Having trouble: modifications can be made by placing supports under the knees, a support under the pelvis, or increasing the height of your back support.
What other forms of exercise should I do during my period?
Any form of light or lower intensity forms of exercise is perfectly fine to do during your menstrual cycle. Getting outside and breathing the fresh air with a 30 min walk, swimming, or cycling are great low impact exercises. And, if you’re not a fan of cardio exercise, you can also do light strength training or power exercises, like squats, lunges, curls, or overhead presses.
Depending on how severe your period symptoms are, you might want to avoid heavy lifting or other intense cardio exercises.
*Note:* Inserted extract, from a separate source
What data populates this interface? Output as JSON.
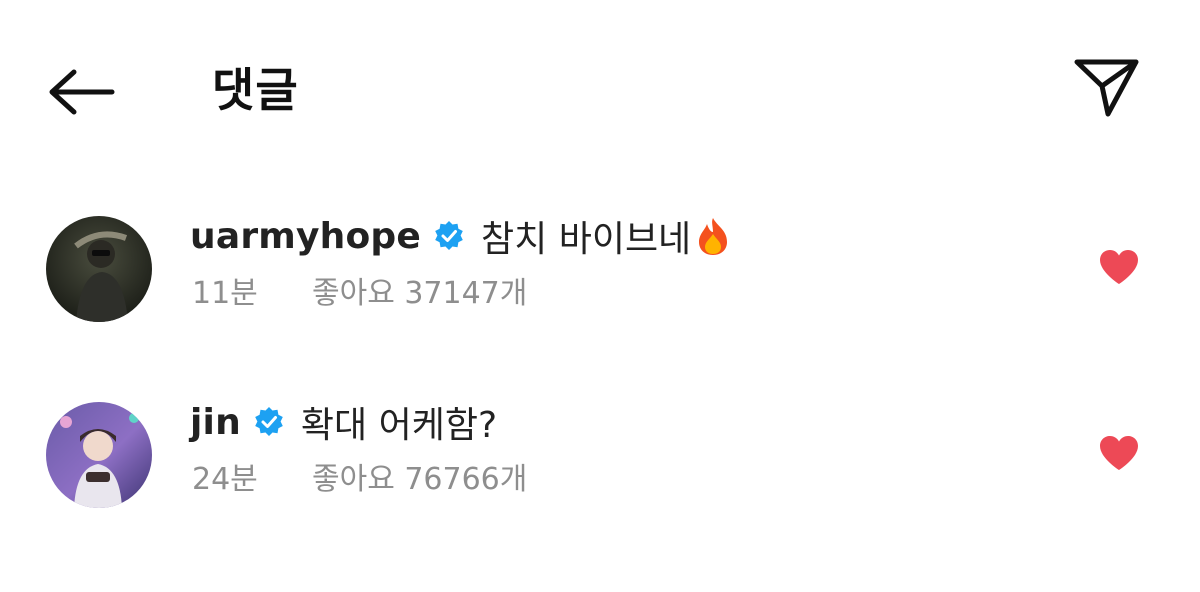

Most people will be able to exercise normally during their period, so make sure to listen to your body first and foremost.
When should you go to the doctor about period pain?
For some people, period pain can feel overwhelming, and you may have tried medication, exercise, topical ointments, or diets without ever experiencing any relief. When your period cramps begin to, or are, interfering with your everyday life you may need to be evaluated by a doctor. Conditions like Polycystic Ovary Syndrome (PCOS), endometriosis, or fibroids can all cause period pain and symptoms to be worse than normal. Talking to a doctor can enable you to get the help you need so you can live your life to the fullest.